Ces deux conditions sont sujettes à une appréciation globale du juge.
« Peuvent par exemple être considérées comme infractions sexuelles de très peu de gravité, du fait de la légèreté de la peine abstraite qui leur est attachée, les désagréments causés par la confrontation à un acte d’ordre sexuel (art. 198 CP) ou l’exhibitionnisme (art. 194 CP). Mais d’autres infractions sexuelles exposant leur auteur à des peines plus lourdes pourront aussi, dans certains cas, être considérées comme étant de très peu de gravité (actes d’ordre sexuel avec des enfants, art. 187 CP), notamment lorsque le juge relativise fortement la culpabilité de l’auteur et prononce une peine légère à la suite d’une appréciation globale de l’infraction commise et de la situation de l’auteur (FF 2016 5948 ch. 2.1; cf. ATF 149 IV 161 consid. 2.5.4 et les références citées; arrêt 6B_852/2022 du 26 avril 2023 consid. 2.2.1) » (consid.2.2.2)
« Une interdiction ne paraît pas nécessaire (seconde condition de la clause d’exception) si un pronostic suggère que rien ne permet de craindre une récidive. » (consid. 2.2.3).
« 1.1.2. L’art. 187 ch. 1 al. 1 CP réprime le comportement de celui qui aura commis un acte d’ordre sexuel sur un enfant de moins de 16 ans.
L’art. 187 CP a pour but de permettre aux enfants un développement sexuel non perturbé. Il protège le jeune en raison de son âge, de sorte qu’il est sans importance qu’il ait ou non consenti à l’acte. Il s’agit d’une infraction de mise en danger abstraite. Elle est donc réalisée indépendamment du fait que la victime a été effectivement mise en danger ou perturbée dans son développement (arrêts 6B_935/2020 du 25 février 2021 consid. 3.1; 6B_123/2020 du 26 novembre 2020 consid. 6.1; 6B_1122/2018 du 29 janvier 2019 consid. 3.1; cf. ATF 146 IV 153 consid. 3.5.2 p. 156 s.).
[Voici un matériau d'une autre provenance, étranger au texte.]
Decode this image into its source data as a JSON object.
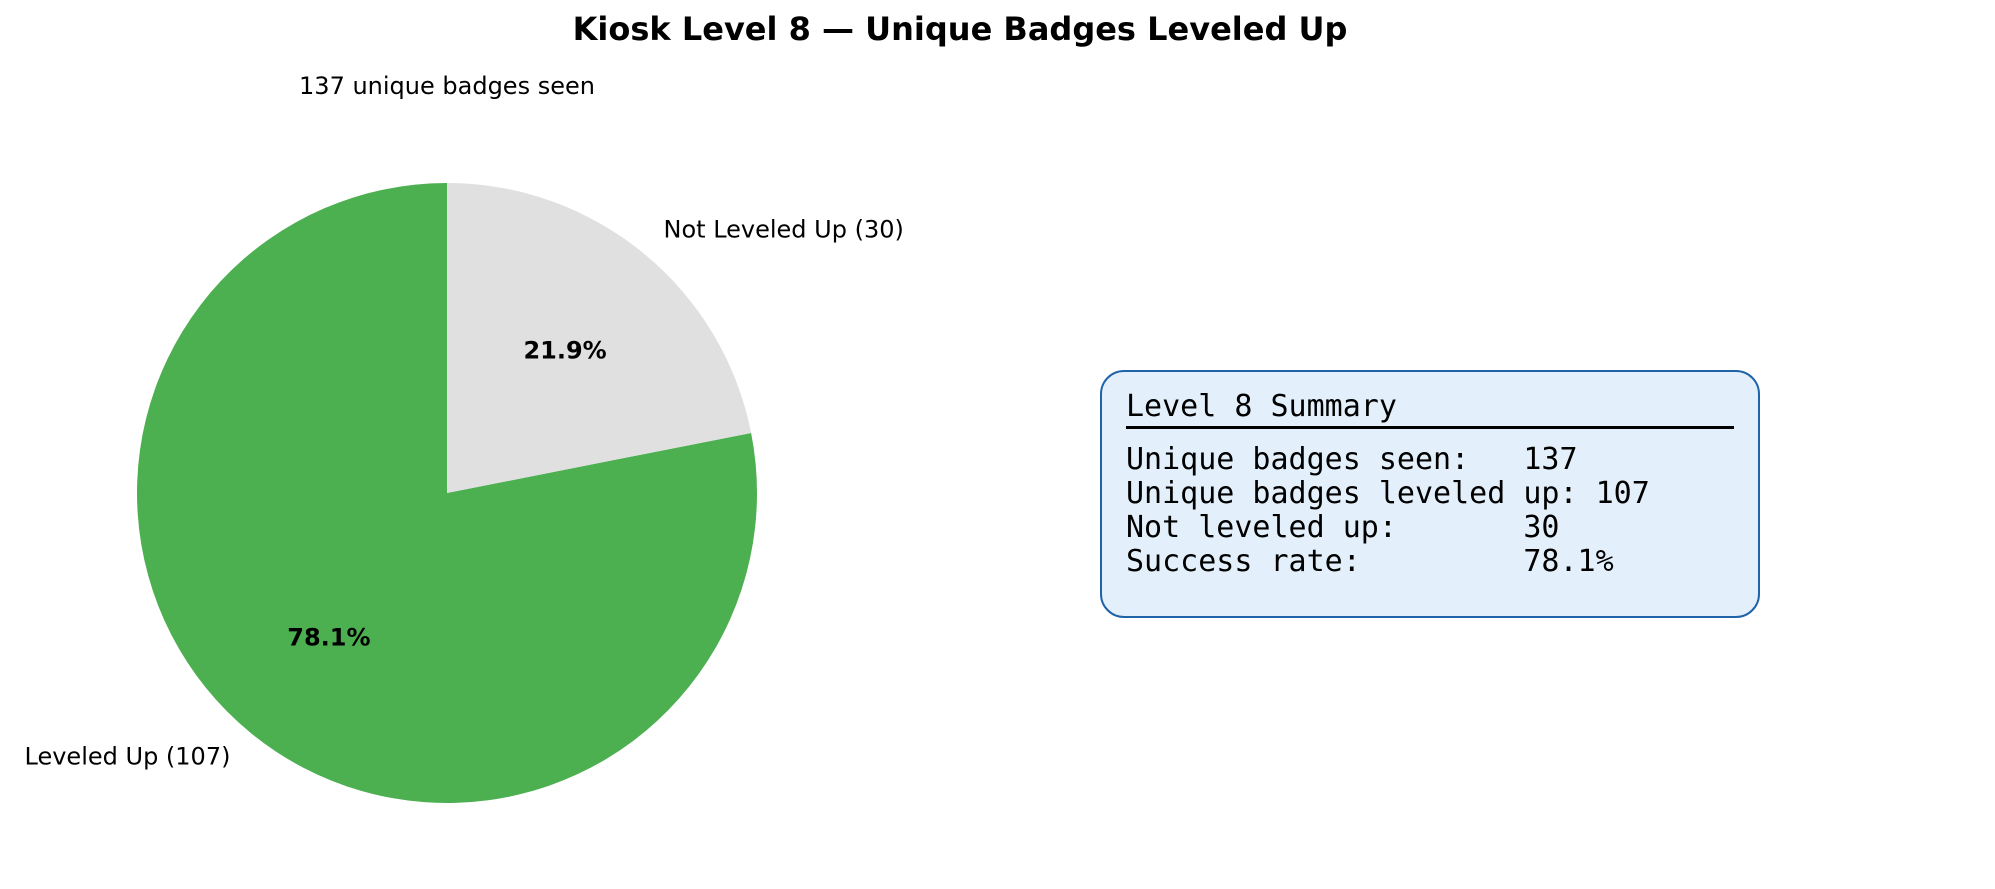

Par acte d’ordre sexuel, il faut entendre une activité corporelle sur soi-même ou sur autrui qui tend à l’excitation ou à la jouissance sexuelle de l’un des participants au moins. Selon la jurisprudence, il faut d’abord distinguer les actes n’ayant aucune apparence sexuelle, qui ne tombent pas sous le coup de la loi, des actes clairement connotés sexuellement du point de vue d’un observateur neutre (ATF 131 IV 100 consid. 7.1), lesquels remplissent toujours la condition objective de l’infraction, indépendamment des mobiles de l’auteur ou de la signification que le comportement a pour celui-ci ou pour la victime (ATF 125 IV 58 consid. 3b; arrêts 7B_62/2022 du 2 février 2024 consid. 5.2.2 et les références citées; 6B_866/2022 du 5 juin 2023 consid. 4.1.2).
Dans les cas équivoques (« ambivalente sexuelle Handlungen ») – qui n’apparaissent ni neutres ni clairement connotés sexuellement -, il convient de tenir compte de l’ensemble des éléments d’espèce, notamment de l’âge de la victime ou de sa différence d’âge avec l’auteur, de la durée de l’acte et de son intensité, ainsi que du lieu choisi par l’auteur (ATF 125 IV 58 consid. 3b). La jurisprudence privilégie une approche objective qui ne prend pas en compte les mobiles de l’auteur; il faut que, pour un observateur extérieur, le comportement apparaisse clairement comme un acte à caractère sexuel au vu de l’ensemble des circonstances (ATF 125 IV 58 consid. 3b). Il résulte de la jurisprudence que la notion d’acte d’ordre sexuel doit être interprétée plus largement lorsque la victime est un enfant. Dans ce cas, il faut se demander si l’acte, qui doit revêtir un caractère sexuel indiscutable, est de nature à perturber l’enfant (arrêts 7B_62/2022 du 2 février 2024 consid. 5.2.2 et les références citées; 6B_866/2022 du 5 juin 2023 consid. 4.1.2).
La notion d’acte d’ordre sexuel doit être interprétée plus largement lorsque la victime est un enfant, par exemple pour des attouchements furtifs par-dessus les habits (arrêts 6B_44/2020 du 16 septembre 2020 consid. 5.1; 6B_103/2011 du 6 juin 2011 consid. 1.1; BERNARD CORBOZ, Les infractions en droit suisse, vol. I, 3e éd. 2010, n° 7 ad art. 187 CP).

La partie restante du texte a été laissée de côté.